Take Kentucky Attorney General Jack Conway, for example. Yes, that Jack Conway, of ‘Aqua Budda’ fame. Conway has been on the warpath against for-profit colleges, spending hundreds of thousands of dollars of taxpayer funds to mount an investigation against seven academic institutions in the state.
Conway’s investigation recently got a big break. The smoking gun? Owensboro-based Daymar College seems to have overcharged students for textbooks. That’s right; apparently Daymar encouraged students to purchase textbooks in the college bookstore even though they were available more cheaply through other retailers.
For anyone who has been to college this quarter-century, the textbook charges are laughable. Every school, from community colleges all the way up to the ritziest private universities, tries to snooker students into buying their textbooks at the bookstore then they could easily get them for less on Amazon.com.
The real issue is that state officials like Conway are conducting a witch-hunt against for-profit colleges when they should be focusing time and money on rampant fraud within taxpayer-funded public schools.
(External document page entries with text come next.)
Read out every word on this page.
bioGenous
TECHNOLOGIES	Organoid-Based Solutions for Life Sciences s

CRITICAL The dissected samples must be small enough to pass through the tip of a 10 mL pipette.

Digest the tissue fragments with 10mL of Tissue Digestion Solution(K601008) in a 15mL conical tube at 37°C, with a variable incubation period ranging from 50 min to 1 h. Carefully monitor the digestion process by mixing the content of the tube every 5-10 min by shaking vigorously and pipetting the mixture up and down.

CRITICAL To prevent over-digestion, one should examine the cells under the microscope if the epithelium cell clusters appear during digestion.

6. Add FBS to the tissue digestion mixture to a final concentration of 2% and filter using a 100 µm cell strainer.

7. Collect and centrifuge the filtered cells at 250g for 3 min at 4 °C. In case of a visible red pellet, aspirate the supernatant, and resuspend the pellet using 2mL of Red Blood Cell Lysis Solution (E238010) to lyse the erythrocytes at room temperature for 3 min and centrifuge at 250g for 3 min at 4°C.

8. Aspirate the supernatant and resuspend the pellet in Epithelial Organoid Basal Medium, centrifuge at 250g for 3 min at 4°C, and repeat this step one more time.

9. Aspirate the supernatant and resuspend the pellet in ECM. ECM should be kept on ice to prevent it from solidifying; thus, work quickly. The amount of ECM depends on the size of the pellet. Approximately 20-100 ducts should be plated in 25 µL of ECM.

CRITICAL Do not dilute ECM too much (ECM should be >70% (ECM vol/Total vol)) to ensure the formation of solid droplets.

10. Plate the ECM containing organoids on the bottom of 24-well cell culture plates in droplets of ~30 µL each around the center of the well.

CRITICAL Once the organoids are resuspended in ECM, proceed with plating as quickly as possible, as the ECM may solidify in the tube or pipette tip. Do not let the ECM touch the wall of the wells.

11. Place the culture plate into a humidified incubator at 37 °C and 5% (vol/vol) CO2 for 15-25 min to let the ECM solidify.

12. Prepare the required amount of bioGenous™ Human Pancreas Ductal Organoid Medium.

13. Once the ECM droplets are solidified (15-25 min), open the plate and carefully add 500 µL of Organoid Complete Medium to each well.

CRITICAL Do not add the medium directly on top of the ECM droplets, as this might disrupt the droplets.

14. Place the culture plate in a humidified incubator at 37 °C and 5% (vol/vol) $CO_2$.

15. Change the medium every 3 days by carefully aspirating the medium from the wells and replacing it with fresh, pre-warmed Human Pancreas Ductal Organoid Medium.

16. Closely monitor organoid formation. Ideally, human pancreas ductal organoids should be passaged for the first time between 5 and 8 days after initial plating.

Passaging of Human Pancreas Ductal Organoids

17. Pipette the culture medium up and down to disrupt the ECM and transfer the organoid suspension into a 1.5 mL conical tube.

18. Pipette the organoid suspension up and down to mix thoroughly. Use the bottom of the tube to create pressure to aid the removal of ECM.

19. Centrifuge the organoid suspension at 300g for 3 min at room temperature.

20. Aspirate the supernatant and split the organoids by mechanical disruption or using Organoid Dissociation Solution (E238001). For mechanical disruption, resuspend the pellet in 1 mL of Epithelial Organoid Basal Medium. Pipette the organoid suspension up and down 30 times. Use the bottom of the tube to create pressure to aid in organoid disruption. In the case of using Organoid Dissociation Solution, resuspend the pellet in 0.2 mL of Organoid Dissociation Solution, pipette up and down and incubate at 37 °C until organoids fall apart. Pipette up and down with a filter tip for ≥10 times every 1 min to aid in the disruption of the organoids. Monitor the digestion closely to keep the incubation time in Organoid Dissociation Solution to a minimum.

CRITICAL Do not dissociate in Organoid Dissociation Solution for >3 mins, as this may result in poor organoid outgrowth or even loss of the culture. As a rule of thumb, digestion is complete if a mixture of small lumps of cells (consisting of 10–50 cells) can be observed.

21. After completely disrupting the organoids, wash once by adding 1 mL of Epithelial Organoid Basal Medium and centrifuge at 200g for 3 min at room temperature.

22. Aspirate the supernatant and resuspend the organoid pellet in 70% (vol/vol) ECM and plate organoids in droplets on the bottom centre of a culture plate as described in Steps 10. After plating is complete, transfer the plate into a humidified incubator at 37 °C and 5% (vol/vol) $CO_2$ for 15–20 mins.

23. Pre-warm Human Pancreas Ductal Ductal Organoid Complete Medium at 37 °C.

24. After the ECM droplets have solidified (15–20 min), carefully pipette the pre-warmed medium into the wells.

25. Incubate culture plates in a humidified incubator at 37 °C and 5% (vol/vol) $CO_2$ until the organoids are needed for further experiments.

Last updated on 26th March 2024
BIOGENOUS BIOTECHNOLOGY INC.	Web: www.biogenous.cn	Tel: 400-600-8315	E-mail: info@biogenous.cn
For-profit colleges are private institutions that students can choose to attend or not to attend.
The same cannot be said for public schools, which are racking up institutionalized cheating scandals faster than investigators can keep up with them.
A few examples: Edison College, a public college in Florida, was recently caught forging transcripts en masse to inflate graduation rates. In Atlanta Public Schools, a massive fraud operation was uncovered that implicated hundreds of teachers in over 40 schools and went right on up to the Superintendent. Atlanta is by no means alone; an increasing number of teachers and administrators across the country have been discovered inflating grades and forging test answers in order to keep bad teachers on the rolls until they could collect their pensions.
None of this is to say that there are never legitimate instances of bad behavior in for-profit schools. In Texas, the Texas Workforce Commission discovered that ATI Enterprises, which owns 16 vocational schools in the state, failed to meet state-mandated career placement standards. The result? All 16 ATI locations had their certification revoked. It’s hard to imagine the entire Atlanta Public School system being shut down, even though by all reports they are guilty of far worse offenses.
It’s not only over-zealous state officials going after for-profit colleges at the taxpayers’ expense. At the federal level, the Department of Education’s proposed ‘gainful employment’ rule would impose burdensome regulations on these institutions, making it increasingly difficult for them to provide educational opportunities to students that need the flexibility they offer.
Bottom line: As long as there is rampant waste, fraud, and abuse in public schools, let’s focus limited taxpayer resources on tackling those institutions that most children have no choice but to attend, and let the private sector take care of itself.